Scoping AI Chatbots into a revised Online Harms Act: The Case for Immediate Action

February 24, 2026 - Months before Jesse Van Rootselaar was identified as the mass shooting suspect in Tumbler Ridge, a rural community in British Columbia, her interactions with OpenAI’s ChatGPT raised internal concerns. The company said it considered notifying law enforcement but ultimately determined the case did not meet the higher threshold required to make a referral. This evidently raises many questions related to digital governance, data privacy and reporting mechanisms. 

In response to this news, the Centre’s Founding Director, Taylor Owen, and Helen Hayes, Associate Director of Policy, are calling for immediate action to scope AI chatbots into a revised Online Harms Act. You can read the memo they sent to the Hon. Evan Solomon, Minister of Artificial Intelligence and Digital Innovation and the Hon. Marc Miller, Minister of Canadian Identity and Culture below.

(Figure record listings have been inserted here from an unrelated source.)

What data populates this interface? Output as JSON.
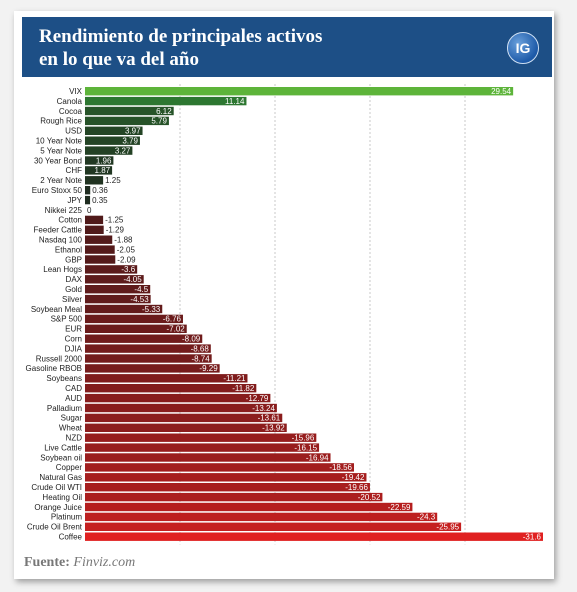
{
  "header": {
    "title_line1": "Rendimiento de principales activos",
    "title_line2": "en lo que va del año",
    "logo_text": "IG"
  },
  "source": {
    "label": "Fuente:",
    "value": "Finviz.com"
  },
  "colors": {
    "header_bg": "#1d4f86",
    "positive_strong": "#5db43a",
    "positive_mid": "#2e7d32",
    "neutral_dark": "#1f2a1f",
    "negative_dark": "#4a1a1a",
    "negative_strong": "#e02020"
  },
  "chart_data": {
    "type": "bar",
    "orientation": "horizontal",
    "grid": true,
    "categories": [
      "VIX",
      "Canola",
      "Cocoa",
      "Rough Rice",
      "USD",
      "10 Year Note",
      "5 Year Note",
      "30 Year Bond",
      "CHF",
      "2 Year Note",
      "Euro Stoxx 50",
      "JPY",
      "Nikkei 225",
      "Cotton",
      "Feeder Cattle",
      "Nasdaq 100",
      "Ethanol",
      "GBP",
      "Lean Hogs",
      "DAX",
      "Gold",
      "Silver",
      "Soybean Meal",
      "S&P 500",
      "EUR",
      "Corn",
      "DJIA",
      "Russell 2000",
      "Gasoline RBOB",
      "Soybeans",
      "CAD",
      "AUD",
      "Palladium",
      "Sugar",
      "Wheat",
      "NZD",
      "Live Cattle",
      "Soybean oil",
      "Copper",
      "Natural Gas",
      "Crude Oil WTI",
      "Heating Oil",
      "Orange Juice",
      "Platinum",
      "Crude Oil Brent",
      "Coffee"
    ],
    "values": [
      29.54,
      11.14,
      6.12,
      5.79,
      3.97,
      3.79,
      3.27,
      1.96,
      1.87,
      1.25,
      0.36,
      0.35,
      0,
      -1.25,
      -1.29,
      -1.88,
      -2.05,
      -2.09,
      -3.6,
      -4.05,
      -4.5,
      -4.53,
      -5.33,
      -6.76,
      -7.02,
      -8.09,
      -8.68,
      -8.74,
      -9.29,
      -11.21,
      -11.82,
      -12.79,
      -13.24,
      -13.61,
      -13.92,
      -15.96,
      -16.15,
      -16.94,
      -18.56,
      -19.42,
      -19.66,
      -20.52,
      -22.59,
      -24.3,
      -25.95,
      -31.6
    ],
    "labels": [
      "29.54",
      "11.14",
      "6.12",
      "5.79",
      "3.97",
      "3.79",
      "3.27",
      "1.96",
      "1.87",
      "1.25",
      "0.36",
      "0.35",
      "0",
      "-1.25",
      "-1.29",
      "-1.88",
      "-2.05",
      "-2.09",
      "-3.6",
      "-4.05",
      "-4.5",
      "-4.53",
      "-5.33",
      "-6.76",
      "-7.02",
      "-8.09",
      "-8.68",
      "-8.74",
      "-9.29",
      "-11.21",
      "-11.82",
      "-12.79",
      "-13.24",
      "-13.61",
      "-13.92",
      "-15.96",
      "-16.15",
      "-16.94",
      "-18.56",
      "-19.42",
      "-19.66",
      "-20.52",
      "-22.59",
      "-24.3",
      "-25.95",
      "-31.6"
    ]
  }
}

February 27, 2026 - Hon. Evan Solomon, Minister of Artificial Intelligence and Digital Innovation, summoned senior OpenAI executives to Ottawa on February 24th to address the Tumbler Ridge mass shooting. After the meeting, OpenAI’s Vice President of Global Policy wrote to Minister Solomon, outlining the company’s updated safety commitments. The letter disclosed that the Tumbler Ridge shooter created a second ChatGPT account after the first was banned, and that OpenAI’s detection systems failed to identify it. OpenAI acknowledges that under its updated referral protocol, it would now refer the first banned account to law enforcement.

In response to OpenAI’s letter, the Centre’s Founding Director, Taylor Owen, and Associate Director of Policy, Helen Hayes, argue that this strengthens the case for updating the Online Harms Act to include chatbots in its scope. They assert that while OpenAI’s voluntary commitments are a good starting point, they are no substitute for a legislative framework establishing an independent regulator with authority to require risk assessments, set age-appropriate design standards, ensure compliance, and enforce consequences when systems fail.